Collection Summary
Information for Researchers
Biography
Scope and Content
Collection Summary
Collection Title: Allan Seager papers,
Date (inclusive): 1906-1968
Collection Number: BANC MSS 70/176 z
Creator: Seager, Allan, 1906-1968
Extent:
Number of containers: 5 boxes, 6 cartons, and 5 volumes
Repository: The
Bancroft Library
Berkeley, California 94720-6000
Physical Location: For current information on the location of these materials, please consult the Library's online catalog.
Abstract: Correspondence; typescripts of his short stories and novels; research materials and manuscripts of his biography of Theodore
Roethke, The Glass House; diaries, 1924-1931, and diary notes, 1931-1960.
Correspondence; typescripts of his short stories and novels; research materials and manuscript of his biography of Theodore
Roethke, The Glass House; diaries, 1924-1931, and diary notes, 1931-1960.
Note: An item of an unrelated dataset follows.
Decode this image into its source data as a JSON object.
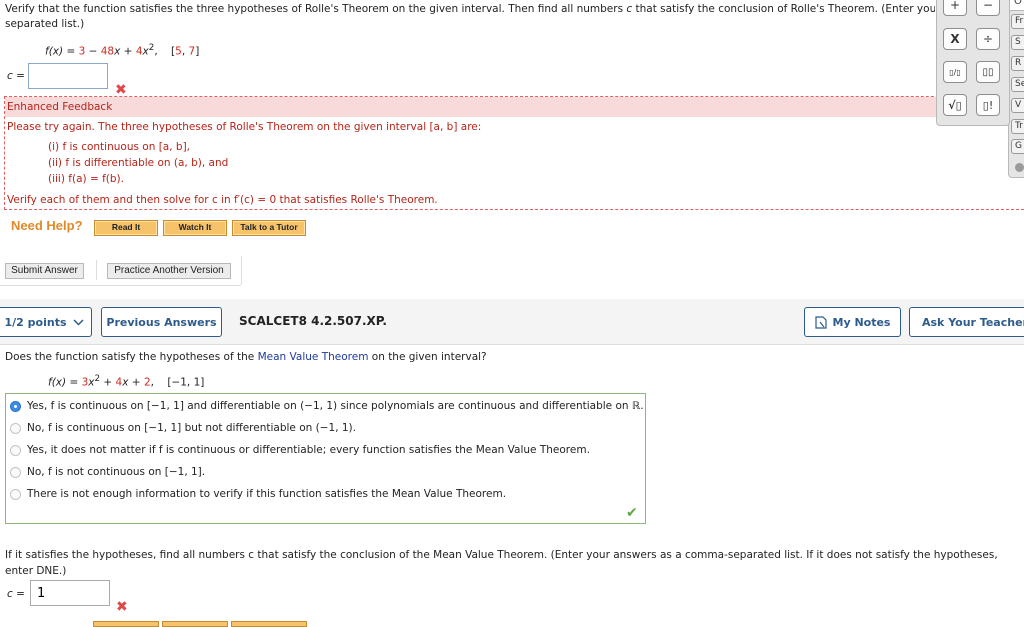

With these: a few papers of Seager's grandfather, John Brathwaite Allan, including 3 v. of Civil War diaries, 1861-1864.
Languages Represented:
English
Information for Researchers
Access
Collection is open for research.
Publication Rights
Copyright has not been assigned to The Bancroft Library. All requests for permission to publish or quote from manuscripts
must be submitted in writing to the Head of Public Services. Permission for publication is given on behalf of The Bancroft
Library as the owner of the physical items and is not intended to include or imply permission of the copyright holder, which
must also be obtained by the reader.
Preferred Citation
[Identification of item], Allan Seager papers, BANC MSS 70/176 z, The Bancroft Library, University of California, Berkeley.
Related Collections
Material Cataloged Separately
- Photographs of Seager have been transferred to the Pictorial Collections of The Bancroft Library.
Biography
Born in Adrian, Michigan on February 5, 1906, Allan Seager, author and biographer of the poet Theodore Roethke, moved with
his family at the age of eleven to Memphis, Tennessee where he lived until his college days. He was graduated from the University
of Michigan in 1930, and was elected to Phi Beta Kappa. He then won a Rhodes Scholarship and went to Oriel College. Oxford
in the fall of 1930. While at Oxford he contracted tuberculosis and subsequently returned to America for treatment. He later
resumed his studies in England, after which he became editor of the magazine
Vanity Fair until it ceased publication. He then commenced his teaching career in English Department at the University of Michigan, a
post he retained until he died of cancer on May 10, 1968, with the exception of the academic year 1944-1945 when he was a
visiting professor at Bennington.
Seager was the author of numerous short stories published in
Esquire,
Colliers.
Saturday Evening Post,
Good Housekeeping and other magazines. Some of these stories were collected into two books -
The Old Man of the Mountain and
A Frieze of Girls. His novels, among them
Equinox (1943),
The Inheritance (1948),
Amos Berry (1953) and
Death of Anger (1960), received mixed critical acclaim.
In 1965 Theodore Roethke's widow, Beatrice, commissioned Seager to write a biography of her husband. Seager's friendship with
Roethke had been of long duration, and with the financial assistance of a Guggenheim Fellowship, he interviewed acquaintances
of the poet from various periods of his life, his travels taking him as far as Dublin. The biography,
The Glass House went through many revisions and was considerably altered before its publication in October 1968 after Seager's death.
Scope and Content
The collection, purchased from Mrs. Allan Seager, in May 1970, contains correspondence, much of it relating to Theodore Roethke,
and to his own writing; publisher's copies, galleys and printed versions of many of his short stories; manuscripts of his
novels
Equinox,
Amos Berry,
Death of Anger and
The Inheritance; working materials (interviews, photocopy of original Roethke material, chronological notes. etc.), manuscripts, printer's
copy and galleys of
The Glass House. Also included are diaries for the years 1924-1928, 1930-1931 as well as diary notes of ideas or events, some of which were
used at later periods in his writings. There are also a few family papers, among them civil war diaries and a few letters
of his grandfather, John Braithwaite Allan.